Archive for August 18th, 2011|Daily archive page

Meltdown

I’m strangely happy – or maybe relieved is a better word – to report that I cried, really hard, for about half an hour last night. I think I really needed it.

I thought my lowest points with regard to Mom might be behind me: the loneliness in January 2009 that led me to start this blog, or the serious stress of getting her on Medicaid and simultaneously finding the right nursing home for her two summers ago. Those were two very difficult times. I think I just decided those had to be the lowest points, which was a mistake, and which set me up for being totally unprepared to experience emotional upheaval all over again.

Mom is stable. She is safe. She is funny. She is in a good mood most of the time. All of these things make being her caregiver so much easier than it was when she was unstable, living alone or still needing me in assisted living, when she went through spells of being afraid and irritable earlier in the illness. But it doesn’t mean I don’t still grieve the steady loss of her abilities and get stressed trying to manage what little bit of money she still has.

I think the emergency room trip could have prompted this latest episode of grief. It was a short and tolerable trauma for Mom and for me, but a trauma all the same. There was this intense day of caregiving – and providing actual health care, sort of – followed by what I guess you could call a letdown. A quick return to what my normal is with Mom. That was good. No lingering pain, no complicated treatment plan, no memory for Mom that anything had ever happened. But slowly, a number of things started happening to and around me – a series of things that sound like petty things to complain about for the most part. But as they accumulated, and with the inclusion of a few very sad events for my friends, I began to feel the potential for some serious emotions brewing just under the surface – perhaps all wrapped up in stress from the worry associated with the emergency room that I didn’t have time to process then.
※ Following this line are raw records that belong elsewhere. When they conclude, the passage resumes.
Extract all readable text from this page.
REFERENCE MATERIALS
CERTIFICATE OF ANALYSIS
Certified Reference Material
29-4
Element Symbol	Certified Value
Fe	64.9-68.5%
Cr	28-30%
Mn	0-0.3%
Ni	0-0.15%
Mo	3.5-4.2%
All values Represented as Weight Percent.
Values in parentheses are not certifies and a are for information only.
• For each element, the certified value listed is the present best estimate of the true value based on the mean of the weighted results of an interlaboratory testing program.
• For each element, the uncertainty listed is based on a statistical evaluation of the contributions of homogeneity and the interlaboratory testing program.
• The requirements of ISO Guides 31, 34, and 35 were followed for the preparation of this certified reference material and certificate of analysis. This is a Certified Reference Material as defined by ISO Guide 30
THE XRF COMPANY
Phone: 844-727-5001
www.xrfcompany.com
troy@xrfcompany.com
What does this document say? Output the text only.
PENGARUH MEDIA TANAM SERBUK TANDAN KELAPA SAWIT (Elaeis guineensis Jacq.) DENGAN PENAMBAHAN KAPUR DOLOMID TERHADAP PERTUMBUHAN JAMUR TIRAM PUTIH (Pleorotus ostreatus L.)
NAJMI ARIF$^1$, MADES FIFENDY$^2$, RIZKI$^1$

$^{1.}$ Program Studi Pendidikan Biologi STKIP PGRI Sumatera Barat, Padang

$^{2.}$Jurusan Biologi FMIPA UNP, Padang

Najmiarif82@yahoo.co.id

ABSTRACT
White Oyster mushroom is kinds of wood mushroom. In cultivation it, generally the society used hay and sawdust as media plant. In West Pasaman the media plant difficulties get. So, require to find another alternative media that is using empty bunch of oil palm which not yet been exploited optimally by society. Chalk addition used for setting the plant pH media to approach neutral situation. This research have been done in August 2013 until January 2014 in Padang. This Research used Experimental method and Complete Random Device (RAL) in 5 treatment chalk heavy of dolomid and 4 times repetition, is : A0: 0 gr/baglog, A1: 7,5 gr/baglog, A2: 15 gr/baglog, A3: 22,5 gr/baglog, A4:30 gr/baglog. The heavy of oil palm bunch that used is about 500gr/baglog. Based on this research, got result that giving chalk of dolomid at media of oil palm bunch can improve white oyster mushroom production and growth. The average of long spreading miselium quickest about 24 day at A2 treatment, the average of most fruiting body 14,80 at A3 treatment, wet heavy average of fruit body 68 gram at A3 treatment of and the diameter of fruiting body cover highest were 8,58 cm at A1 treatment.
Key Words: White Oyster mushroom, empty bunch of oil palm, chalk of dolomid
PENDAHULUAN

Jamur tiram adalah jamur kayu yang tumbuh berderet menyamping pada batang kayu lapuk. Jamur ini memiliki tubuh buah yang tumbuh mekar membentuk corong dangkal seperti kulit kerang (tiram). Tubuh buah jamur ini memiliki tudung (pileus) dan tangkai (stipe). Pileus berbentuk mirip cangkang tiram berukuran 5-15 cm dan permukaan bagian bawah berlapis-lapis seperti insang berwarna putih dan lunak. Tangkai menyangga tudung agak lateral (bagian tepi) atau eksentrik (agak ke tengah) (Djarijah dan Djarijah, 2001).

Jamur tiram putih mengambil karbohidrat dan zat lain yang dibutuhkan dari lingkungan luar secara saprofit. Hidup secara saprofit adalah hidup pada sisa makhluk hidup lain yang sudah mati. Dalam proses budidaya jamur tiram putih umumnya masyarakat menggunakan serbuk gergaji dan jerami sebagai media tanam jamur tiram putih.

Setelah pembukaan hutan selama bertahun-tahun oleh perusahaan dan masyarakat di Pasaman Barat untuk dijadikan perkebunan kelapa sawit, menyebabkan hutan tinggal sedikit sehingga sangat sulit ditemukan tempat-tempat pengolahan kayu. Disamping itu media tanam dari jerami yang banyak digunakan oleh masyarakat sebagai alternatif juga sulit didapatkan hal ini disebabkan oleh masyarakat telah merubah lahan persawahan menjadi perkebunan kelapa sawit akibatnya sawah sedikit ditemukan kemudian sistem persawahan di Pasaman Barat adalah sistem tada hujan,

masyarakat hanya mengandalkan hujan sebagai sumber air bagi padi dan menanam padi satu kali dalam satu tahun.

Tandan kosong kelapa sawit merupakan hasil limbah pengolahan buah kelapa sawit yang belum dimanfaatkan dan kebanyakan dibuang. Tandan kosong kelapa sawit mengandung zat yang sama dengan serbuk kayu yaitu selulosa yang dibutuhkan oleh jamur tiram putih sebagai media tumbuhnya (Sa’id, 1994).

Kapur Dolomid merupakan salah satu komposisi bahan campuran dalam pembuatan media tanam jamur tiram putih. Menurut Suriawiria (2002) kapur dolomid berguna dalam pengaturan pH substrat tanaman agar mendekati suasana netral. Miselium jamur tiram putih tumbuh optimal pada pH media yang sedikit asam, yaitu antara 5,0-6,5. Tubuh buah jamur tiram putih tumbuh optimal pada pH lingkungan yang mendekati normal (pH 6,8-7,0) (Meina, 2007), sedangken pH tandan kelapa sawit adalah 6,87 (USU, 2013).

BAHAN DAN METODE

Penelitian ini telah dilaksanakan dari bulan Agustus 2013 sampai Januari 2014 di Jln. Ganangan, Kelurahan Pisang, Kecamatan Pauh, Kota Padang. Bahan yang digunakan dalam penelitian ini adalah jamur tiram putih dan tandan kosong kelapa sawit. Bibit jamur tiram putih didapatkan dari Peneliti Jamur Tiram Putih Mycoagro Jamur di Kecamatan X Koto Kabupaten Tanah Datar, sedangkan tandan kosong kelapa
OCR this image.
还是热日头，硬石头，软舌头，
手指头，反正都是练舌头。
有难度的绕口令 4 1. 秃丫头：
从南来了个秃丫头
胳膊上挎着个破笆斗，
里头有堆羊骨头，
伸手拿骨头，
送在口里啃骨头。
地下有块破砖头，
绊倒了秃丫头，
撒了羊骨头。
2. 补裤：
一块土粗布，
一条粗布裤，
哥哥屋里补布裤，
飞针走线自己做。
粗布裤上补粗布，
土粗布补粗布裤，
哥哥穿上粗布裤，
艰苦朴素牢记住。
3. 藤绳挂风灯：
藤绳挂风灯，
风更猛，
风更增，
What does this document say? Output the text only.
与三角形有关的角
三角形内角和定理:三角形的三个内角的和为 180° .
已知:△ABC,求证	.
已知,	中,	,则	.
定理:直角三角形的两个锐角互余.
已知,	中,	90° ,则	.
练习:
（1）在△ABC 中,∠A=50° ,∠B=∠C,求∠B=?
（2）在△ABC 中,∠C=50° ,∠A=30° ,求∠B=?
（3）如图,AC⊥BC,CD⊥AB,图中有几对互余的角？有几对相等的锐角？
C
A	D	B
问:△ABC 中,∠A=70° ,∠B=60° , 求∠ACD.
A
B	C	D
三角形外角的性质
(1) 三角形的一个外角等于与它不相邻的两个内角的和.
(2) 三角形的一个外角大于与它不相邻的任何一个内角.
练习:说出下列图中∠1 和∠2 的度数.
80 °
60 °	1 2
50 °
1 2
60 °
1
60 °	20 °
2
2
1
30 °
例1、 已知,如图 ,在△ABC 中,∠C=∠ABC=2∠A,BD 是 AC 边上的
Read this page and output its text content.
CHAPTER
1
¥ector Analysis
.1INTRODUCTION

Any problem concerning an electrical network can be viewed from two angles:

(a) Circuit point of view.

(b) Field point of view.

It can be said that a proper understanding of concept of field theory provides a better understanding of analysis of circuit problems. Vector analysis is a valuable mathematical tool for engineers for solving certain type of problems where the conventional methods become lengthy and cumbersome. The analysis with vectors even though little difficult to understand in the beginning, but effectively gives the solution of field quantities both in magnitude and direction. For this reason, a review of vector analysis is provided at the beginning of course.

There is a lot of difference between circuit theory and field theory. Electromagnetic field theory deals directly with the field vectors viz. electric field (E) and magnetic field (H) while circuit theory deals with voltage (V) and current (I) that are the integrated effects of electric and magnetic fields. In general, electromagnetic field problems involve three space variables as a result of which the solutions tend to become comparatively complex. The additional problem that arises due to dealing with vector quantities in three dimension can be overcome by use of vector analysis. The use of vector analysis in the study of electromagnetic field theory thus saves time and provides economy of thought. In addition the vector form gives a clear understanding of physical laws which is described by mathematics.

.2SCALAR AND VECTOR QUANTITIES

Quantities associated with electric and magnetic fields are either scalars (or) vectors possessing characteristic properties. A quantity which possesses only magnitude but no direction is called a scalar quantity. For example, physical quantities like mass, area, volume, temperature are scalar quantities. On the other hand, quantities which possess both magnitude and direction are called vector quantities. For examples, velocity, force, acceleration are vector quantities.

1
My first spurt of tears occurred at work yesterday. I received an email from the Alz center about Mom’s Medicaid account. I have made some mistakes with regard to her bank account and the business manager emailed me to tell me how to get it all sorted out with my case worker. It was both a relief but also an embarrassment, and I was already feeling low because of a misunderstanding with Patrick in the morning. I wept a little, quietly, and then Patrick called, and I did some minor blubbering here at my desk on the phone with him.

And then I went to support group last night. I have never cried there when talking about Mom or myself, but I have had a few tears in response to others’ stories. I thought last night was the night that I just might cry. And then we had a newbie at the meeting, and she ended up holding the floor for an hour. Others, including me, were able to respond to some things she said, but she never “passed” to the next person to speak, and I was at the end of the line. As the minutes counted down, I became frustrated and could tell I was going to cry no matter what. With about five minutes to go, I walked out of the meeting and was sobbing before I hit the parking lot. I cried in the car, sitting there, for about 10 minutes. I cried on the drive home. I cried in the back yard, heaving and hiccuping while describing my woes to Patrick. He later told me that when he saw how upset I was, he thought for a brief moment that Mom had died.

I felt much better today, except for that crusty feeling in the eyes and puffy eyelids that follow a major cry like that. A lot of the petty, pesky things are behind me now. And intensely feeling that deep sorrow for a sustained period seemed to have provided the relief I needed from the tension I was carrying around. I think I go through life trying not to let Mom’s illness consume me. I have to make a living after all, and carry on and enjoy my own life, and I just have this stubbornness about not letting it get the best of me. But I hope I have learned that I can’t forget to let myself grieve sometimes, maybe in smaller doses, so I don’t have to reach a breaking point before I let myself really feel how sad this whole situation can be.